ADADA

Association de Défense des Artistes et de Développement des Arts

Jeudi 27 Mai 2010 Séance de travail du COMITÉ RÉGIONAL du SPECTACLE VIVANT de BASSE-NORMANDIE à l’hippocampe à CAEN

C’est jeudi prochain que se réunit pour la deuxième fois cette année, le Comité Régional du Spectacle Vivant de Basse-Normandie.

Le CRSV B-N  est une instance de concertation  des responsables de la puissance publique et des organisations  syndicales et professionnelles du spectacle vivant.

Le CRSV B-N  est en activité depuis maintenant plus de deux ans.

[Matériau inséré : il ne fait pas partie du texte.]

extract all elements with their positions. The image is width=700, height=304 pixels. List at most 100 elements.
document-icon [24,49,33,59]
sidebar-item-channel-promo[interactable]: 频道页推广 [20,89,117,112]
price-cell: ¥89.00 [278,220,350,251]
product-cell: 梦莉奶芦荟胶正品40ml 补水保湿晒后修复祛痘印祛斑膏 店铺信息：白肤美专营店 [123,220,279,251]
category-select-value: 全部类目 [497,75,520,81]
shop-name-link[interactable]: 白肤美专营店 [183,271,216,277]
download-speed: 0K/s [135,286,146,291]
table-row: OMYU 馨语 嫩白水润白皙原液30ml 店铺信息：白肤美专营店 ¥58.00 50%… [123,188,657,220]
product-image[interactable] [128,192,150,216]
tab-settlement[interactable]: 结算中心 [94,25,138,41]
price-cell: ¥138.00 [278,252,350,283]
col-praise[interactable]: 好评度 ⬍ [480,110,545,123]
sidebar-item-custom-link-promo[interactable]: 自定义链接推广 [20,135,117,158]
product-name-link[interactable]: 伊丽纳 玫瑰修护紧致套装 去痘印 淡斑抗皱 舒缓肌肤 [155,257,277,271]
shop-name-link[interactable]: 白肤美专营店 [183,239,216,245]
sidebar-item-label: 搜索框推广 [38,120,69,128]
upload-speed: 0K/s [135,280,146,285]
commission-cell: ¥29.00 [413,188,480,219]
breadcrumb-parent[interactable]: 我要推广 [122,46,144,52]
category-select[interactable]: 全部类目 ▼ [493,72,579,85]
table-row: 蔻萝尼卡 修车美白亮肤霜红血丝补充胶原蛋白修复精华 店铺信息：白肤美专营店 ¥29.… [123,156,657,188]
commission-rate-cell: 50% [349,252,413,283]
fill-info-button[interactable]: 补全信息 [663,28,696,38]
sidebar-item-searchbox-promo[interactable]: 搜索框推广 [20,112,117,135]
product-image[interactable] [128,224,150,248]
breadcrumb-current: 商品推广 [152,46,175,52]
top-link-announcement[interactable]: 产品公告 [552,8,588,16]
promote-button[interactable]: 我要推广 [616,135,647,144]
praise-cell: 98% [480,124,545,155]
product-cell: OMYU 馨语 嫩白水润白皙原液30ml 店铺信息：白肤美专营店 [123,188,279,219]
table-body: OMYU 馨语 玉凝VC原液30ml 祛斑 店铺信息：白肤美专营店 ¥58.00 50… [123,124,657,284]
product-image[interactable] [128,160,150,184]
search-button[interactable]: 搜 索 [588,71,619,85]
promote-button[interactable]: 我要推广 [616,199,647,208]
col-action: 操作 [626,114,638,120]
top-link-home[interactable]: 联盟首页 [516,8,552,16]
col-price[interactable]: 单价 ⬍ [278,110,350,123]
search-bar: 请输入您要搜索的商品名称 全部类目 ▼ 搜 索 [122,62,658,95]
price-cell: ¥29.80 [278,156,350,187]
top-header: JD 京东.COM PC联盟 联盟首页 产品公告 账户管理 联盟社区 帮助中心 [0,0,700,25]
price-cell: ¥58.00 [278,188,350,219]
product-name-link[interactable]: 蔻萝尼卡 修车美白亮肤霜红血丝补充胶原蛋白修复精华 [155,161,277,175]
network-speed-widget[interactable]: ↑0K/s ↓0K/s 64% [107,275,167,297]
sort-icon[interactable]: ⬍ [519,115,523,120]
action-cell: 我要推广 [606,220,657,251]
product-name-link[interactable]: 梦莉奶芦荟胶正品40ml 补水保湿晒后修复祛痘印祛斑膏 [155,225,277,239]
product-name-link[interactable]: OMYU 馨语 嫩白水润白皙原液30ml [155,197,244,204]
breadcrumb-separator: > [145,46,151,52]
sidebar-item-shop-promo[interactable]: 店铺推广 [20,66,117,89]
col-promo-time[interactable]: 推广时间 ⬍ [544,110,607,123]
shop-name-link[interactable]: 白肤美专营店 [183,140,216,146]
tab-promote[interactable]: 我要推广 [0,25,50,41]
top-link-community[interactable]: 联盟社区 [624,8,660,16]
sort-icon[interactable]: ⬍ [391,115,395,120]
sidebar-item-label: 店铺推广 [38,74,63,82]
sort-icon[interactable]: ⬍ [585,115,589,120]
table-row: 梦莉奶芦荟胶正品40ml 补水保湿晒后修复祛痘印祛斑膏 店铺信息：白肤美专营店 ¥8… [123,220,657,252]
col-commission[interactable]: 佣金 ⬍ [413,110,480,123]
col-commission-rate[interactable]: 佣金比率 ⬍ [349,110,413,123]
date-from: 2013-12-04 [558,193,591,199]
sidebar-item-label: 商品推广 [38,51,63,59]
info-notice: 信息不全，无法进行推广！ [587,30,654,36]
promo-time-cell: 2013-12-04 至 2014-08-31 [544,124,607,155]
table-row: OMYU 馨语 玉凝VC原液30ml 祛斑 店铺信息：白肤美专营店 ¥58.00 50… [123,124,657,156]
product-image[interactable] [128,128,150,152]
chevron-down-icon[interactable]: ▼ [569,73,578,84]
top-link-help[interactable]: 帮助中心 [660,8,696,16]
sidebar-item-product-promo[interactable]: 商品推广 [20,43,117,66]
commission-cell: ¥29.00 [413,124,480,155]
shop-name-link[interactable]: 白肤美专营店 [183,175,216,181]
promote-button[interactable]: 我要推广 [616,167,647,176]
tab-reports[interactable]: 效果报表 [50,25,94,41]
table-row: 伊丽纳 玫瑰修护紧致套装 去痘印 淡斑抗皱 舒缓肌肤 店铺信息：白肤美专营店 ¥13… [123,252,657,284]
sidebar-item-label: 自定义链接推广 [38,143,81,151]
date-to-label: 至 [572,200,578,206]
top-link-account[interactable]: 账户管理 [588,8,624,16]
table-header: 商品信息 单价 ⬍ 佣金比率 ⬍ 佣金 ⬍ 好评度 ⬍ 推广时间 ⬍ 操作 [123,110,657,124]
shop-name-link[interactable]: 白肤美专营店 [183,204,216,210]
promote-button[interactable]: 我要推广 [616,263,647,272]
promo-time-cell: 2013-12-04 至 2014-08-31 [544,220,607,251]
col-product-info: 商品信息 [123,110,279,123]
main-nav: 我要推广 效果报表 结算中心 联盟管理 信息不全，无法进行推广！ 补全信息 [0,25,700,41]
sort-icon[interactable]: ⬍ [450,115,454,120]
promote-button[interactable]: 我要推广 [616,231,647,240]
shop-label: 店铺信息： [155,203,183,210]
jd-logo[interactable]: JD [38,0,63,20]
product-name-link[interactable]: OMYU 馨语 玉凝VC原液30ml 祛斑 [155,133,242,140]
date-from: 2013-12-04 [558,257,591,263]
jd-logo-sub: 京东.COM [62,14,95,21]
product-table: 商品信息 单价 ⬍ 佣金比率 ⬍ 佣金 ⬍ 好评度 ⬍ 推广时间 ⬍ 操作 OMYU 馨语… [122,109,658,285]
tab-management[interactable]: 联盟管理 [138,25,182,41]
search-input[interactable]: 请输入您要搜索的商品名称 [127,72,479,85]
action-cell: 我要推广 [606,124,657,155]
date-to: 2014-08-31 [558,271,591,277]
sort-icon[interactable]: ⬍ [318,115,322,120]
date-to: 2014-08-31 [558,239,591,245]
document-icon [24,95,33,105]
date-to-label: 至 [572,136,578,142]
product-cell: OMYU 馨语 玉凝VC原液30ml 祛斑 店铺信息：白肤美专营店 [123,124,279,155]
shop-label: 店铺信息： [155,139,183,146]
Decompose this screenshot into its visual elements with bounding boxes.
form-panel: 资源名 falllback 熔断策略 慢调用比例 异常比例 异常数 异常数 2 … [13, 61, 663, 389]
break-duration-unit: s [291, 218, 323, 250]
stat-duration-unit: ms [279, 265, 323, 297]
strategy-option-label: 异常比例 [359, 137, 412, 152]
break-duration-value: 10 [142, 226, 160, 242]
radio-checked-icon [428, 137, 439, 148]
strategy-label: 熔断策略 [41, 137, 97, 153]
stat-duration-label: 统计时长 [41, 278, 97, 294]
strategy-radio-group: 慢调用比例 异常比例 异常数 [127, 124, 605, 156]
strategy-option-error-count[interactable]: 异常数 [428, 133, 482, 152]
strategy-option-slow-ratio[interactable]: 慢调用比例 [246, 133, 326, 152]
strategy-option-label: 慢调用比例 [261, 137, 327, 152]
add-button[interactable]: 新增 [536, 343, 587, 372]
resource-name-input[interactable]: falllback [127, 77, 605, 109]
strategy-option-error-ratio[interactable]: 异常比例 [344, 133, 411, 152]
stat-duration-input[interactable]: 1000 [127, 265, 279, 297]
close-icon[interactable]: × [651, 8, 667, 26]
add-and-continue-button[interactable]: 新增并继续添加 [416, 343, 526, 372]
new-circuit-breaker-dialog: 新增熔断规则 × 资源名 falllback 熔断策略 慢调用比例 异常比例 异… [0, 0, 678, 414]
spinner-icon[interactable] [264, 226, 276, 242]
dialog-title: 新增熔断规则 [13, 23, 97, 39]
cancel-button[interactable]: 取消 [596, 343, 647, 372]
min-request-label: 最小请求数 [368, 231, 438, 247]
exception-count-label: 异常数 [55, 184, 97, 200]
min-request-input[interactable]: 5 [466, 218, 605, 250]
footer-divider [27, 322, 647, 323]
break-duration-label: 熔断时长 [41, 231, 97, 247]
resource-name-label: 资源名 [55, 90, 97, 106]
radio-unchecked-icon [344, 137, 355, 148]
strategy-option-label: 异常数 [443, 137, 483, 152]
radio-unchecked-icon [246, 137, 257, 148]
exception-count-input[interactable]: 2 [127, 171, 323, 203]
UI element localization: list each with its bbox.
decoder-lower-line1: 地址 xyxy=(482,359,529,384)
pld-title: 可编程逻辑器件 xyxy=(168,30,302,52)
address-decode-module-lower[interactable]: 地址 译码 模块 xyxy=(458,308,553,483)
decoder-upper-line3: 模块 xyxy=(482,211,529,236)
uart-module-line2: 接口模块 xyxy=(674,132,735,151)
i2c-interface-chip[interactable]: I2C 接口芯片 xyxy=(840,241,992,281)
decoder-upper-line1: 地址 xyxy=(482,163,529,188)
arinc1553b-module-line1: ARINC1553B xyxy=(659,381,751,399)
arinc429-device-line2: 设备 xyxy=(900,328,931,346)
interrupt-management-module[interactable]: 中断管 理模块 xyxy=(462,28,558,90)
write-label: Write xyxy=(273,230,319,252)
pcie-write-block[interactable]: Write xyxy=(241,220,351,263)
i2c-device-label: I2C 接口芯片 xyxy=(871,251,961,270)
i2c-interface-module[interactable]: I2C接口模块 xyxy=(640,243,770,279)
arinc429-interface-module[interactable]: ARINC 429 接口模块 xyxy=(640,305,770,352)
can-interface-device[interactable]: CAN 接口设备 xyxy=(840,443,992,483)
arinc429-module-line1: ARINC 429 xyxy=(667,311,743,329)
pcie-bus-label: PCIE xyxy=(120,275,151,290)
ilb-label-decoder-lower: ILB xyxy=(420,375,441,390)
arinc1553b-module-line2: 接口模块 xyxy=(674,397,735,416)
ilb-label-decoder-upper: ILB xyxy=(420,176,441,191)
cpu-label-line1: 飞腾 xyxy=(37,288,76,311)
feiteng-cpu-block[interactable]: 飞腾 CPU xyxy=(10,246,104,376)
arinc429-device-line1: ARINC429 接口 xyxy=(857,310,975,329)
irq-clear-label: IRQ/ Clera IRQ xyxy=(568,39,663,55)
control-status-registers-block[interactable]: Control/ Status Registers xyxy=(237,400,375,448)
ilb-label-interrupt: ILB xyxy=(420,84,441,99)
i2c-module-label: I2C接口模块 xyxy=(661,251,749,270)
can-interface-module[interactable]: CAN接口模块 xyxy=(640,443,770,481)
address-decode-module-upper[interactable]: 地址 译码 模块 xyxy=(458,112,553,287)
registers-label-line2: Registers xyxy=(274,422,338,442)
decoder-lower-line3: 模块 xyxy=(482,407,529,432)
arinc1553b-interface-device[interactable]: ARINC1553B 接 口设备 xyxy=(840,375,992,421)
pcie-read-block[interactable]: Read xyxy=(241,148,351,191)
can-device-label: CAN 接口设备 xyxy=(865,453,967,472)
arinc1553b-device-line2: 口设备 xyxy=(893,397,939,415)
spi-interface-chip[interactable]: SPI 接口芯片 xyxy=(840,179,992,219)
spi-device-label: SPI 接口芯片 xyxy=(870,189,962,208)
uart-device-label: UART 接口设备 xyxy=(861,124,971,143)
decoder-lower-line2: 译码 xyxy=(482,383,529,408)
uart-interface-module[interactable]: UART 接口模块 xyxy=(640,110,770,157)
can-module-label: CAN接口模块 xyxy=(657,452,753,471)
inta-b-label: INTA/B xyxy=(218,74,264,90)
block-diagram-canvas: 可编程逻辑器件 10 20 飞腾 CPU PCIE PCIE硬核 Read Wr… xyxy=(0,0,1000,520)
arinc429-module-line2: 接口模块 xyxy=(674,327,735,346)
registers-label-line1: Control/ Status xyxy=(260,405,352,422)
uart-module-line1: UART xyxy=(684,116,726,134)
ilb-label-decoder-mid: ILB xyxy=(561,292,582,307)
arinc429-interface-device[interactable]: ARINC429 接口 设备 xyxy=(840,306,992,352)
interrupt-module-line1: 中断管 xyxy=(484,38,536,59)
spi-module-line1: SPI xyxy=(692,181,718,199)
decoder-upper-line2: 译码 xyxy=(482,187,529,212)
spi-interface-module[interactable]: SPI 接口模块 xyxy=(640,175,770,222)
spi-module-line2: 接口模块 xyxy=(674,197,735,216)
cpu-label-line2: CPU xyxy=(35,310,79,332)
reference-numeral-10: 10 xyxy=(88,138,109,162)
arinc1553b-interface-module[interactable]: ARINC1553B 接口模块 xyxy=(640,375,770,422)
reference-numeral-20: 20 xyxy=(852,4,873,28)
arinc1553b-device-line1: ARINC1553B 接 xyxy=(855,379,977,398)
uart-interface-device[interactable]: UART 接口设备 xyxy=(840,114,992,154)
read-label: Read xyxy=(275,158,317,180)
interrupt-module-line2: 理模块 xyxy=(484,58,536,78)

Il permet  un débat et un dialogue constructif  sur  les problèmes et orientations de la politique culturelle dans notre région.

Les deux syndicats d’employeurs SYNAVI et SYNDEAC coprésident cette instance et  en assurent l’organisation.
Les débats se conduisent en comité restreint mais  ils sont publics et peuvent être suivi en qualité d’observateurs.

L’adada  s’y invite régulièrement ainsi que le collectif danse mais le CRSV B-N est appelé à se structurer pour  plus d’efficacité et  pour voir son  rôle accru et reconnu  comme organisme effectif de concertation.

Il a inscrit cette année l’évaluation comme objet de débat.
À ce titre l’adada  à apporter une contribution  qui demande à être discutée et enrichie.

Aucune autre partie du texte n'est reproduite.